Female circumcision - or Female Genital Mutilation (FGM) as UNICEF calls it - is practiced in 28 African countries as well as in Asia (Indonesia) and the Middle-East (Yemen), according to the U.N. organization.

But the procedure is also increasingly found in Europe, Australia, Canada and the USA, primarily among immigrants from these countries, it added.

The organization said comprehensive culturally sensitive approaches are needed to address, and begin to change, community attitudes toward female genital mutilation and cutting.

African Prevalence

UNICEF further said that at current rates, by 2010, sixteen million more girls will be cut.

So far, only 14 of the overall 53 African countries have adopted laws banning the practice, Amnesty International said in a separate release.

Despite the fact that enforcement of the law is made difficult by social pressure to undergo the ritual, Amnesty International believed that legislation is an important tool in creating a protective environment for girls and women affected by this practice.
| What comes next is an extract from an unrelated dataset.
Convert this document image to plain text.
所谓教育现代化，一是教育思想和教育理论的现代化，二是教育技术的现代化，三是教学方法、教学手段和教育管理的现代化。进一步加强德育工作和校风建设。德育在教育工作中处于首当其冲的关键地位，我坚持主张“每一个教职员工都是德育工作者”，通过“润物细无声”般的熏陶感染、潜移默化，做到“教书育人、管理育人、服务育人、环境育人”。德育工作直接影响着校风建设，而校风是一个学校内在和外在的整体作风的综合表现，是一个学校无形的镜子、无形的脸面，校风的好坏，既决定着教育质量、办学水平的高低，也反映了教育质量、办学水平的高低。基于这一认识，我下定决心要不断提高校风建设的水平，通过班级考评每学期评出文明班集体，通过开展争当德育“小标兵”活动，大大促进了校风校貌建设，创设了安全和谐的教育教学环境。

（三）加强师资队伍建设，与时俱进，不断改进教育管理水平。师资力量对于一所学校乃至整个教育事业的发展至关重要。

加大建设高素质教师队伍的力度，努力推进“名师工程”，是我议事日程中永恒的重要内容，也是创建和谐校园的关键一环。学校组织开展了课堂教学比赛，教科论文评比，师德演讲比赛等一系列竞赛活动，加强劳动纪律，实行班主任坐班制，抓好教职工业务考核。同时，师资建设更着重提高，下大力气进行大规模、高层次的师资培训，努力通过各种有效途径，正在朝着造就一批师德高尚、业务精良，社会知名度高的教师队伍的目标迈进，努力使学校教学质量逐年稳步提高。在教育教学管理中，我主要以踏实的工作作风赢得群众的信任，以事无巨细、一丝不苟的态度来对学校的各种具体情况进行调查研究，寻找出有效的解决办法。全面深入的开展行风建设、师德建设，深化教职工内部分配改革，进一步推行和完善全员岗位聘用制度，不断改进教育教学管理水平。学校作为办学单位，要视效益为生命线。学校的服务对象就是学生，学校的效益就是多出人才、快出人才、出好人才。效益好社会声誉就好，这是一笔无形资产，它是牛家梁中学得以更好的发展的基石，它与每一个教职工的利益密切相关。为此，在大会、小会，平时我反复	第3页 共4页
But particular success on this front has been made in Senegal, where nearly 1300 villages representing more than 600,000 people have ended the practice of FGM/C altogether.

In Sudan, local religious leaders have begun to actively work to end the procedure as well. By developing community-based and culturally attuned awareness raising campaigns, this practice - seen as a violation of a woman's rights - can be ended altogether.

During its last meeting in February 2003, the Inter-African Committee on Traditional Practices Affecting the Health of Women and Children (IAC) adopted a "Declaration of Zero Tolerance to FGM on the African Continent".

Female Genital Mutilation comprises all procedures involving partial or total removal of the external female genitalia or other injury to the female genital organs whether for cultural, religious or other non-therapeutic reasons, Amnesty International said.

The immediate and long-term health consequences of female genital mutilation vary according to the type and severity of the procedure performed.

Immediate complications include severe pain, shock, hemorrhage, urine retention, ulceration of the genital region and injury to adjacent tissue. Long-term complications include and recurring urinary tract infections, the group said.

Other diseases could also show up as pelvic infections, infertility (from deep infections), scarring, difficulties in menstruation, fistulae (holes or tunnels between the vagina and the bladder or rectum), painful intercourse, sexual dysfunction, and problems in pregnancy and childbirth (the need to cut the vagina to allow delivery and the trauma that results, often compounded by re-stitching).